Par acte d'huissier de justice délivré le 19 février 2024, Mme [X] [K] [Y] [E] a assigné le syndicat des copropriétaires de l'immeuble situé [Adresse 3] et [Adresse 2] à Paris 6ème devant le tribunal judiciaire de Paris aux fins de demander, à titre principal, l’annulation de l’assemblée générale du 4 décembre 2023 en son entier et, à titre subsidiaire, l’annulation des résolutions n° 14.1, 14.3, 14.4, 14.5, 14.6, 16.1, 16.2 et 15 de cette assemblée.

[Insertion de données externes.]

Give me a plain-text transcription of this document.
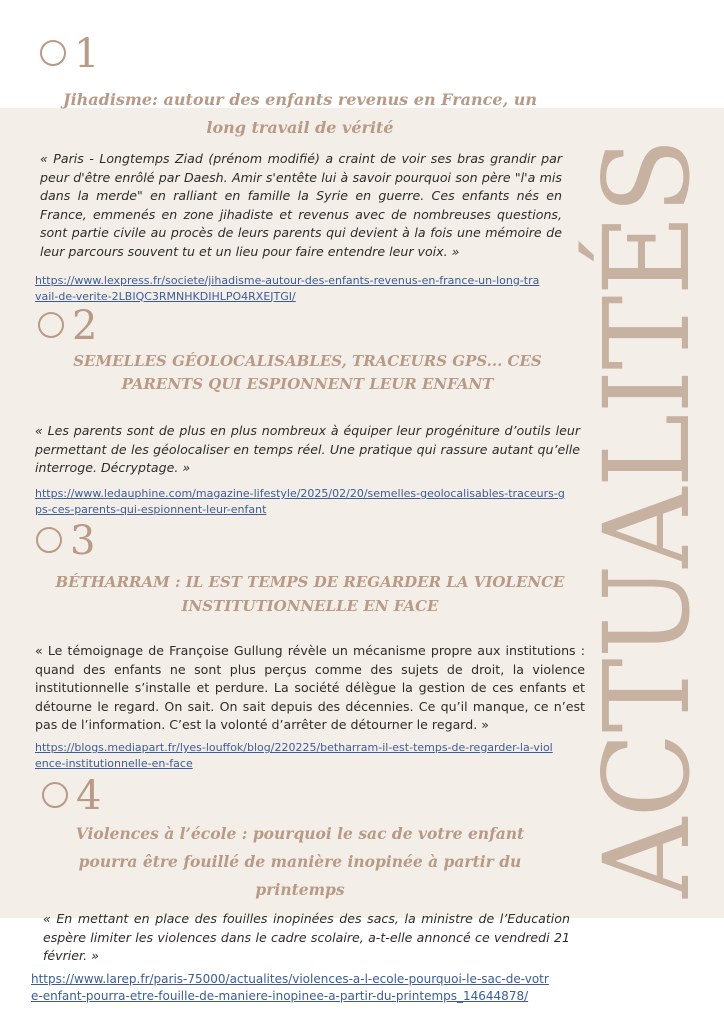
ACTUALITÉS
1
Jihadisme: autour des enfants revenus en France, un long travail de vérité
« Paris - Longtemps Ziad (prénom modifié) a craint de voir ses bras grandir par peur d'être enrôlé par Daesh. Amir s'entête lui à savoir pourquoi son père "l'a mis dans la merde" en ralliant en famille la Syrie en guerre. Ces enfants nés en France, emmenés en zone jihadiste et revenus avec de nombreuses questions, sont partie civile au procès de leurs parents qui devient à la fois une mémoire de leur parcours souvent tu et un lieu pour faire entendre leur voix. »
https://www.lexpress.fr/societe/jihadisme-autour-des-enfants-revenus-en-france-un-long-travail-de-verite-2LBIQC3RMNHKDIHLPO4RXEJTGI/
2
SEMELLES GÉOLOCALISABLES, TRACEURS GPS... CES PARENTS QUI ESPIONNENT LEUR ENFANT
« Les parents sont de plus en plus nombreux à équiper leur progéniture d’outils leur permettant de les géolocaliser en temps réel. Une pratique qui rassure autant qu’elle interroge. Décryptage. »
https://www.ledauphine.com/magazine-lifestyle/2025/02/20/semelles-geolocalisables-traceurs-gps-ces-parents-qui-espionnent-leur-enfant
3
BÉTHARRAM : IL EST TEMPS DE REGARDER LA VIOLENCE INSTITUTIONNELLE EN FACE
« Le témoignage de Françoise Gullung révèle un mécanisme propre aux institutions : quand des enfants ne sont plus perçus comme des sujets de droit, la violence institutionnelle s’installe et perdure. La société délègue la gestion de ces enfants et détourne le regard. On sait. On sait depuis des décennies. Ce qu’il manque, ce n’est pas de l’information. C’est la volonté d’arrêter de détourner le regard. »
https://blogs.mediapart.fr/lyes-louffok/blog/220225/betharram-il-est-temps-de-regarder-la-violence-institutionnelle-en-face
4
Violences à l’école : pourquoi le sac de votre enfant pourra être fouillé de manière inopinée à partir du printemps
« En mettant en place des fouilles inopinées des sacs, la ministre de l’Education espère limiter les violences dans le cadre scolaire, a-t-elle annoncé ce vendredi 21 février. »
https://www.larep.fr/paris-75000/actualites/violences-a-l-ecole-pourquoi-le-sac-de-votre-enfant-pourra-etre-fouille-de-maniere-inopinee-a-partir-du-printemps_14644878/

Dans ses dernières conclusions sur incident notifiées le 17 janvier 2025, le syndicat des copropriétaires du [Adresse 3] et [Adresse 2] à [Localité 14] demande au juge de la mise en état de :
Vu l’article 789, 595 et suivants et 700 du code de procédure civile, l’article 42 de la loi n° 65-557 du 10 juillet 1965, l’article 64 du décret n°67-223 du 17 mars 1967,
Dire Mme [X] [K] [Y] [E] irrecevable en son action et dire tardive l’assignation délivrée le 19 février 2024 ensuite de la notification par lettre recommandée avec accusé de réception du procès-verbal de l’assemblée générale du 4 décembre 2023 faite le 9 décembre 2023,
Débouter Mme [X] [K] [Y] [E] de l’ensemble de ses demandes irrecevables,
Condamner Mme [X] [K] [Y] [E] aux entiers dépens, dont distraction au profit de Me Guillaume ANQUETIL dans les conditions de l’article 599 du code de procédure civile,
Condamner Mme [X] [K] [Y] [E] à lui payer la somme de 3.000 € sur le fondement des dispositions de l’article 700 du même code. Dans ses dernières conclusions sur incident notifiées le 27 janvier 2025, Mme [X] [K] [Y] [E] demande au juge de la mise en état de :
Rejeter les demandes du syndicat des copropriétaires au titre de l’exception d’irrecevabilité pour expiration du délai de forclusion entre la date de notification du procès-verbal d’assemblée générale dont il n’est pas justifié par le syndicat des copropriétaires et l’assignation introductive d’instance,
Rejeter toute demande du syndicat des copropriétaires sur incident, Condamner le syndicat des copropriétaires à lui payer la somme de 1.500 € à raison des frais irrépétibles dont elle a dû faire l’avance pour se défendre sur incident,
Condamner le syndicat des copropriétaires aux dépens du présent incident.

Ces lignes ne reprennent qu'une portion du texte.